Collect basic information from the rental application. This should include the applicant's name, former address and Social Insurance Number. Indicate on the application form that the tenant agrees to submit to a credit history check. This permission must be obtained before moving forward.
Should the applicant refuse permission for a credit check, consider the screening process a success and end communication with the individual. Honest tenants should not be bothered by a landlord's reasonable background investigation.
Arrange for a credit check using an online provider such as Equifax or TransUnion. These companies offer a single, basic credit report for around $20. By inputting information taken from the tenant's application, a landlord can receive a full credit score and history in a matter of minutes.
Open the final credit report, which can be received via download or email, usually in a pdf, for permanent storage.
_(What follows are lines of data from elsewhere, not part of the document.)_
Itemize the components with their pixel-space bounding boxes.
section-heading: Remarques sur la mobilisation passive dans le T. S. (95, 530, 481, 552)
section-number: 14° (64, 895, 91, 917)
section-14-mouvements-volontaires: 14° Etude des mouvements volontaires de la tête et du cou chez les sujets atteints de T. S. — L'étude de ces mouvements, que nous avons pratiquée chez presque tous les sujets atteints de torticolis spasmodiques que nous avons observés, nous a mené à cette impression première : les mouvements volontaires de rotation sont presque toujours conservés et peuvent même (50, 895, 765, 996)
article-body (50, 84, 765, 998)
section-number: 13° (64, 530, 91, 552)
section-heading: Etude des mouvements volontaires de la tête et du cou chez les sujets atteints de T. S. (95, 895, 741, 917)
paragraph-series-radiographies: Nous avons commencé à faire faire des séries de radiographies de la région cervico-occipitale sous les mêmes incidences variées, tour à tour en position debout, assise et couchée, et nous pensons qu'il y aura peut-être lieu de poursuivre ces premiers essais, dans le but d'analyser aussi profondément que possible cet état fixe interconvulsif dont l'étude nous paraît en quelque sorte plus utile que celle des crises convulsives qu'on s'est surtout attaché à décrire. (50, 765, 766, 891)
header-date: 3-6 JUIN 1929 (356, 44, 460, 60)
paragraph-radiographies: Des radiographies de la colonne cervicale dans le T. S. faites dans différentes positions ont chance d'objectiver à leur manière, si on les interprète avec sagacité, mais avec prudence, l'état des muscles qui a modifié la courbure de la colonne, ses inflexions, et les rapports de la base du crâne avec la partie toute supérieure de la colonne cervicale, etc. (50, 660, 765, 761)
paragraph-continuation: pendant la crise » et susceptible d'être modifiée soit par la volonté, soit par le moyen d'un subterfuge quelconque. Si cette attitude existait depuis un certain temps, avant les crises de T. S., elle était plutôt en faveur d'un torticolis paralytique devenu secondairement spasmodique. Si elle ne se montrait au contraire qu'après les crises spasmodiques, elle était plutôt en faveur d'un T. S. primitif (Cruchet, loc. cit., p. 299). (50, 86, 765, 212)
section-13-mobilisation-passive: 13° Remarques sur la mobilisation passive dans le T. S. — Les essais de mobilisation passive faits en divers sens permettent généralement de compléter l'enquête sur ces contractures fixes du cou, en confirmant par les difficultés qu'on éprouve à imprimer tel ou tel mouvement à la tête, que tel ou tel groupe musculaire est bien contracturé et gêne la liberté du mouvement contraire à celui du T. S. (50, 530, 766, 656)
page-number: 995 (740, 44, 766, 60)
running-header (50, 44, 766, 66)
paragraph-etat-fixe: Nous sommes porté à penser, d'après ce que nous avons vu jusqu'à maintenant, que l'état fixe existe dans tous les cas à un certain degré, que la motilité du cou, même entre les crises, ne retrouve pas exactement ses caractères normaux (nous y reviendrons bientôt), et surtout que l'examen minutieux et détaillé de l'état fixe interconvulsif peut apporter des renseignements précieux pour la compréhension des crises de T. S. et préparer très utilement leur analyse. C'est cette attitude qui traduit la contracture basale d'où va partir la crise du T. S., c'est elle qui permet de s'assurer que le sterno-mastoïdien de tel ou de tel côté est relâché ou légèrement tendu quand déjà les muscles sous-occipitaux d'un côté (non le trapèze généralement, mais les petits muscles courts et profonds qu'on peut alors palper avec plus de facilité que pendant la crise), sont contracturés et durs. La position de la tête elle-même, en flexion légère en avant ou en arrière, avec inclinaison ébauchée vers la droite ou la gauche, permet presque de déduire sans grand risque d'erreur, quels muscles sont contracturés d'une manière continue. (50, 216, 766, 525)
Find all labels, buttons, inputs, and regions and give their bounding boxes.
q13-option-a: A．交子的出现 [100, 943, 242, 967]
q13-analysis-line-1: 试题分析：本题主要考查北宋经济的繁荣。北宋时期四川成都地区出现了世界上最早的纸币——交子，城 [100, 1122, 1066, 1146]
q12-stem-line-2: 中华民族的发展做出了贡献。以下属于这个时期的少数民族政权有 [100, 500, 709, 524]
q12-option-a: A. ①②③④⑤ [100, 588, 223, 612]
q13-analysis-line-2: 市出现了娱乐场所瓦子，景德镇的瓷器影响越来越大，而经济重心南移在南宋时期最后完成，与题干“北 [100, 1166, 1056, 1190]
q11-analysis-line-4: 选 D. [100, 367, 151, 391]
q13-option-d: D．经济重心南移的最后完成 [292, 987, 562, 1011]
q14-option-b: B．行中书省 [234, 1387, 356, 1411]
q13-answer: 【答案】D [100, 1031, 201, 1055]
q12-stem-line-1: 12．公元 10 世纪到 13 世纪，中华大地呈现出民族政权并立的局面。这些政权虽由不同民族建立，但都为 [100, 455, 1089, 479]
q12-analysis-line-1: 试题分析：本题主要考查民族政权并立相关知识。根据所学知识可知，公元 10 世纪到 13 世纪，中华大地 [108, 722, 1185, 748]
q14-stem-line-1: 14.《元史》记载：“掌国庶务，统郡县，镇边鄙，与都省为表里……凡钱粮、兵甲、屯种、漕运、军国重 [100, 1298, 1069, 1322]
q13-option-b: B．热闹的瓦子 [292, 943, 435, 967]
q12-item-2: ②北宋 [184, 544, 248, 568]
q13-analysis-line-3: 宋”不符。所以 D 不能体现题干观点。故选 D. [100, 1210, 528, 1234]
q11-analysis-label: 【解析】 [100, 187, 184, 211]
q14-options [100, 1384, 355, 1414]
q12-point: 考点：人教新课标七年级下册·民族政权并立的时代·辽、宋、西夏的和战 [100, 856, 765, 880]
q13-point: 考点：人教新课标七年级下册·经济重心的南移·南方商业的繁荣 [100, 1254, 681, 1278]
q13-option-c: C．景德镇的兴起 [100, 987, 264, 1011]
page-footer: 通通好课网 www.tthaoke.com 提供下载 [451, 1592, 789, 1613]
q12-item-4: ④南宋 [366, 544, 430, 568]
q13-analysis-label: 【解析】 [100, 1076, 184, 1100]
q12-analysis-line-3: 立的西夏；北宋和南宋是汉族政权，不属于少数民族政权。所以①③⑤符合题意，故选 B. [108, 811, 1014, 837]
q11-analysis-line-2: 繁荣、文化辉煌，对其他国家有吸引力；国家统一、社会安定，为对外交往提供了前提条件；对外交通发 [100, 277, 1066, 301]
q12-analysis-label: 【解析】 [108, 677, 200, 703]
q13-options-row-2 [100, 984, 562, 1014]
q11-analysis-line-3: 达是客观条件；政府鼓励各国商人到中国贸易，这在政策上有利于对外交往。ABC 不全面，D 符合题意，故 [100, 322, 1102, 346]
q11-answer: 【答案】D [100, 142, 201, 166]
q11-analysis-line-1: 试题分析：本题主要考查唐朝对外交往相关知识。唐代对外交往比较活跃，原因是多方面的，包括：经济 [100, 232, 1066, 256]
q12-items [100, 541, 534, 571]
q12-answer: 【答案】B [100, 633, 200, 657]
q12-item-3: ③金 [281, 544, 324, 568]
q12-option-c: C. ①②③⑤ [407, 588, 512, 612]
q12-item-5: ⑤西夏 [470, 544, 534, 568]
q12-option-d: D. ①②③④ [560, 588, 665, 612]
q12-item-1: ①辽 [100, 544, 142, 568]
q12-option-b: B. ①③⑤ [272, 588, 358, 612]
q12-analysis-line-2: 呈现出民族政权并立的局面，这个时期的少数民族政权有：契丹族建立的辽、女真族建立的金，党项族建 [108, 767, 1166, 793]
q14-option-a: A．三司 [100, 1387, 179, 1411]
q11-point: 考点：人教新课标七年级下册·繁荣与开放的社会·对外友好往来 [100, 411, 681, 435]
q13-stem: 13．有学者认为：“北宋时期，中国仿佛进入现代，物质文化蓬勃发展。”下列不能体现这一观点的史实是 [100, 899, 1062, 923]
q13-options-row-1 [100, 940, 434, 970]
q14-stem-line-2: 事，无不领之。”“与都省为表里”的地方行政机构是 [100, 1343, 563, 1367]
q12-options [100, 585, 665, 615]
It is the landlord's responsibility to ensure that this information is secure and not made available to any person or business beyond the landlord-tenant relationship.
Examine the results. The credit report will indicate an applicant's financial and employment history and confirm personal identification. Records of any legal judgments, bankruptcies, collections, late payments and delinquent accounts occurring in the last seven years will be indicated.
Credit reports do not indicate pending court cases, eviction proceedings, arrests or criminal convictions. Information regarding due rent or late payments are only indicated where a previous landlord has reported the tenant to a credit agency.